Алёна подняла голову.
— Ты приезжала?
— Пять дней ходила. В общежитии сказали — выбыли.
Она сказала это без нажима, как факт, и не стала говорить ни про метро, ни про то, как её толкали, ни про то, как она сидела на вокзале, не в силах встать. Не для того говорила, чтобы ударить.
Алёна закрыла лицо руками, подержала так и убрала руки. Лицо было сухое.
— Я тебе тогда написала одно письмо, — сказала она. — Весной девяносто четвёртого. Одно-единственное, где правду. Спросила, можно ли мне домой. Помнишь, что ты ответила?
Анна Степановна помнила. Помнила даже, где сидела, когда писала: у окна, при керосинке, потому что свет отключили. Помнила, как гордилась потом этим письмом — сильное, правильное, материнское.
— Я ответила: не смей возвращаться. Отец бы в гробу перевернулся. Здесь тебе делать нечего.
— Слово в слово, — сказала Алёна. — Я его наизусть знаю. Двадцать девять лет знаю.
В комнате было слышно, как в печке оседают угли.

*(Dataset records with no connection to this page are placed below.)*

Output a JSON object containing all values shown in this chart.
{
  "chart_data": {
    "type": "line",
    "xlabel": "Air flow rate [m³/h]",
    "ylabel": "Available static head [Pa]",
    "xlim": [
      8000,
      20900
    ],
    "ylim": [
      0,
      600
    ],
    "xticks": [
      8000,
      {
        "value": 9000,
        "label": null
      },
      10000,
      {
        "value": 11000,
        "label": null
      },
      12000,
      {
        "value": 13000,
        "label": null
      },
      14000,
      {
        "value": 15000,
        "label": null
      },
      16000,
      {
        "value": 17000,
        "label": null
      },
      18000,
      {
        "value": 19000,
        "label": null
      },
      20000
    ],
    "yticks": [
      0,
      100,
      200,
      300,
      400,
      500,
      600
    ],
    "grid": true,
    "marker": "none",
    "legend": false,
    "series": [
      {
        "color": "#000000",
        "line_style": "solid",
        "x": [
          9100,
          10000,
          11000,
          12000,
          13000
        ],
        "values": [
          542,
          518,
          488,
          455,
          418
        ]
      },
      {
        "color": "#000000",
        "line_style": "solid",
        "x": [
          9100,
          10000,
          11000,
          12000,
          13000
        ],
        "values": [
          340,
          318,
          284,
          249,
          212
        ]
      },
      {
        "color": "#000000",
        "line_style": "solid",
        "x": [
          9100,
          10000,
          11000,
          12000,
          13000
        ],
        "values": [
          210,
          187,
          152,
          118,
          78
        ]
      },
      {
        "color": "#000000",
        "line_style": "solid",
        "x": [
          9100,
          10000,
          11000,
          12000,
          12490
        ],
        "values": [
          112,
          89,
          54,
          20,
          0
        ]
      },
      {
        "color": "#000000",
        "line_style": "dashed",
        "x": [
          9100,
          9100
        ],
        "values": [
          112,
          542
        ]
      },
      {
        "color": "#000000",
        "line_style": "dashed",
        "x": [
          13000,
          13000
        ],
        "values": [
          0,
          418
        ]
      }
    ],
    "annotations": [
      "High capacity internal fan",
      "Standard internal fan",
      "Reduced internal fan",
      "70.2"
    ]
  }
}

— И вот я тебе честно скажу, мама, а то мы тут будем друг друга жалеть. Первые года три я не ехала, потому что стыдно и некуда. А потом... — Алёна повела плечом. — Потом стало легче не ехать. Каждый год чуть-чуть легче. Игорь появился, Артёмка, хостел этот, кредиты. И как-то так вышло, что тебя в моей жизни просто нет. Не умерла, не потерялась. Нет — и всё. Я ж не оправдываюсь. Я просто говорю, как было.
— Я знаю, как было, — сказала Анна Степановна.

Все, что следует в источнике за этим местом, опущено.